The AFIDs coordinates are described using the Markups comma-separated values file (i.e., *.fcsv), which is generated after the raters save their placements on 3DSlicer. The *.fcsv file contains coordinate data organized in rows for each of the 32 landmarks of interest, with columns describing the AFID and corresponding x, y, and z coordinates in native subject or template space. As for the imaging data, all dataset images used for annotations were BIDS compatible and made available in a compressed NIfTI-1 format (i.e., *.nii.gz).

We release our anatomical landmark annotations under the Attribution 4.0 International (CC BY 4.0) license, available in “DERIVATIVE_DATA_USE_AGREEMENT.txt” file at the level of each dataset. Meanwhile, imaging data are protected by a DUAs which we make available in the “IMAGING_DATA_USE_AGREEMENT.txt” file, also at the level of each dataset.

Technical Validation

As mentioned in the methods, raters typically go through the AFID protocol by referring to the detailed documentation and resources we have made available online (https://afids.github.io/afids-protocol)¹². To ensure the placements we share are accurate and reproducible amongst expert and novice raters, we computed the AFLE metrics and validated that they are generally within 1–2 mm. Table 4 summarizes the AFLE metrics computed for each of the templates and datasets. Across all AFID protocol performances, the global mean AFLE metric was 0.99 ± 0.32 mm.

Table 4 Summary of anatomical fiducial localization errors (AFLE) and Euclidean distances (ED) used for their calculation across released data.

Usage Notes

We recommend loading the shared AFID annotation files (*.fcsv) in 3DSlicer alongside their associated images all of which are in BIDS format for ease of navigating. The local neuroimaging datasets we release here (namely, the LHSCPD and SNSX) will be quality controlled and expanded as more participants are recruited. Additionally, new brain landmarks can be added to future versions of the data descriptor once they have met validation standards set by prior related studies^2,3.

Access to imaging data is granted after users accept the DUAs.
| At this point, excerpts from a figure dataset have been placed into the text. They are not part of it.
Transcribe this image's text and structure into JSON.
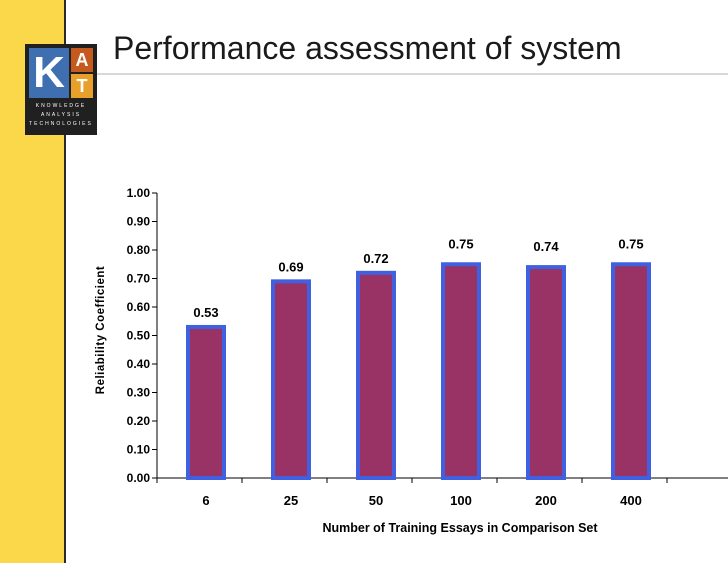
{
  "slide": {
    "title": "Performance assessment of system",
    "logo": {
      "letters": [
        "K",
        "A",
        "T"
      ],
      "words": [
        "KNOWLEDGE",
        "ANALYSIS",
        "TECHNOLOGIES"
      ]
    }
  },
  "colors": {
    "sidebar": "#fad84a",
    "bar_fill": "#993366",
    "bar_border": "#4060e0",
    "logo_bg": "#202020"
  },
  "chart_data": {
    "type": "bar",
    "categories": [
      "6",
      "25",
      "50",
      "100",
      "200",
      "400"
    ],
    "values": [
      0.53,
      0.69,
      0.72,
      0.75,
      0.74,
      0.75
    ],
    "data_labels": [
      "0.53",
      "0.69",
      "0.72",
      "0.75",
      "0.74",
      "0.75"
    ],
    "title": "",
    "xlabel": "Number of Training Essays in Comparison Set",
    "ylabel": "Reliability Coefficient",
    "ylim": [
      0,
      1
    ],
    "yticks": [
      "0.00",
      "0.10",
      "0.20",
      "0.30",
      "0.40",
      "0.50",
      "0.60",
      "0.70",
      "0.80",
      "0.90",
      "1.00"
    ],
    "grid": false,
    "legend": "none"
  }
}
Directions on how to gain access have been added for each of the datasets^22,23,24,–²⁵. For the AFIDs-HCP dataset, users will need to create an account on the HCP website (https://db.humanconnectome.org) and accept the DUA via the portal which will subsequently provide them with an access key to use when cloning our repository. For the AFIDs-OASIS dataset, users will need to accept the DUA on the website (https://www.oasis-brains.org), but no user credentials are required for data access. Permission to reshare imaging data from OASIS and HCP has been acquired. We share imaging data from our locally curated datasets, SNSX²⁴ and LHSCPD²⁵, under a Creative Commons license so no further user intervention is needed when acquiring those data.

Users can download all the datasets used in this study, after installing DataLad (https://www.datalad.org/#install)²⁷ and accepting DUAs, with two lines at the command prompt: “datalad install -r https://github.com/afids/afids-data.git” and then “datalad get -r .” after migrating to the directory containing installed data. Alternatively, users can download individual datasets or images by calling “datalad get -r .” at the directory of interest within the installed dataset. Before images download, the user will be prompted to input relevant information (e.g., user credentials) to ensure the DUAs have been accepted. More granular details on downloading data can be found on our main repository²⁶. Although users can acquire the data from the individual dataset directories, we highly recommend using the centralized repository.